欢乐时光
1989年冬天对我来说是个充满欢乐与希望的冬天。11月的西雅图雪花满天,这样寒冷的天气,外面的水管都实冻住了,我们只好从屋里抬水出去给农场上的牛、马和鸡喝。不过,比较起来,大雪带给我们的乐趣更多。我们可以打雪仗,追寻山狗的足迹,还可能在突然静寂下来的山林里漫步。我丈夫马克带着两个孩子在牧场西边的小山上滑雪橇。我已经怀孕8个月了,也忍不住从山顶上滑下去几次。在快滑到底的时候,我故意从雪橇上滚下来,把自己埋在深深的雪里挣扎。当7岁的布兰迪和3岁的莎拉提心吊胆地围过来时,我哈哈大笑起来。
婴儿在一个阴天降生了,我们给他取名叫丹尼尔。布兰迪和莎拉争先恐后地抢着抱这个小弟弟,并唱歌给他听。布兰迪常常将熟睡的小弟弟横放在大腿上,一眼不眨地瞧着他,一抱就是两三个小时。丹尼尔醒着的时候,莎拉小心地抚摸着他柔软的红头发,布兰迪则拉着他的两只小手,轻轻地打着拍子。在哥哥和姐姐的爱抚下,出生只几个星期,丹尼尔就会笑了,而且笑得非常开心。
伴着暴雨和狂风,喧闹的春天来临了。每到周末,我和孩子们就趴在窗口,看着马克费力地驾着机器犁花园里半湿的枯草地。当太阳冲出云端,我们就冲出房间,和马克一起拾掇土地。
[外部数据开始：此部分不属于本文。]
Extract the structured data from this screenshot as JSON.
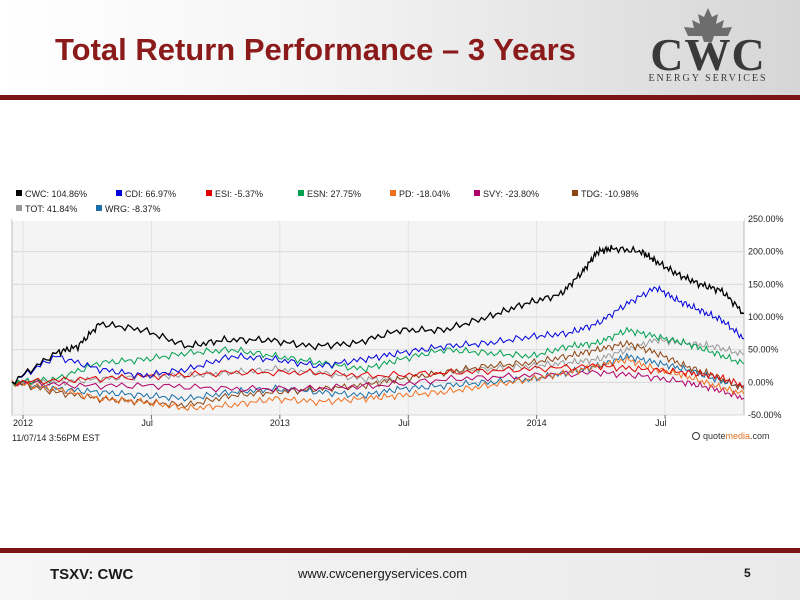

丹尼尔躺在车里,我们逐个弯下腰,在他粉红的脸上印上一个吻。他怕痒似的咯咯笑起来。
像他的哥哥姐姐一样,丹尼尔也是个夜猫子。夜里,听到丹尼尔的哭声,马克只得不情愿地哼哼着爬起来,将丹尼尔抱到我身边。丹尼尔总得兴奋好一阵子,直到唧唧咕咕发表完演讲才肯继续入睡。马克是个医生,经常间断的睡眠加上工作紧张使他筋疲力尽。很多次,他蜷缩着身子躺在布兰迪的床上睡着了,而丹尼尔则占据了他的位置,躺在我们的大床上。
我也是个医生,我不能放弃工作。不久,我开始上班了。我和马克都上班的时候,3个孩子就待在巷尾他们的外婆家。布兰迪和莎拉看着小弟弟,与外公外婆一起分享丹尼尔带给他们的快乐。
噩梦降临
西雅图的夏季阴晴难料。6月13日是布兰迪的8岁生日。拂晓时分,空气阴冷潮湿。丹尼尔闹了大半宿,这阵子刚刚静下来。他已经快六个月大了,所以晚上他哭的时候我们一再一次次赶到他的房间去哄他,有的时候就任他哭一会儿。丹尼尔是早晨4点钟止住哭声的。怕惊醒他,起床后,我蹑手蹑脚走出屋子。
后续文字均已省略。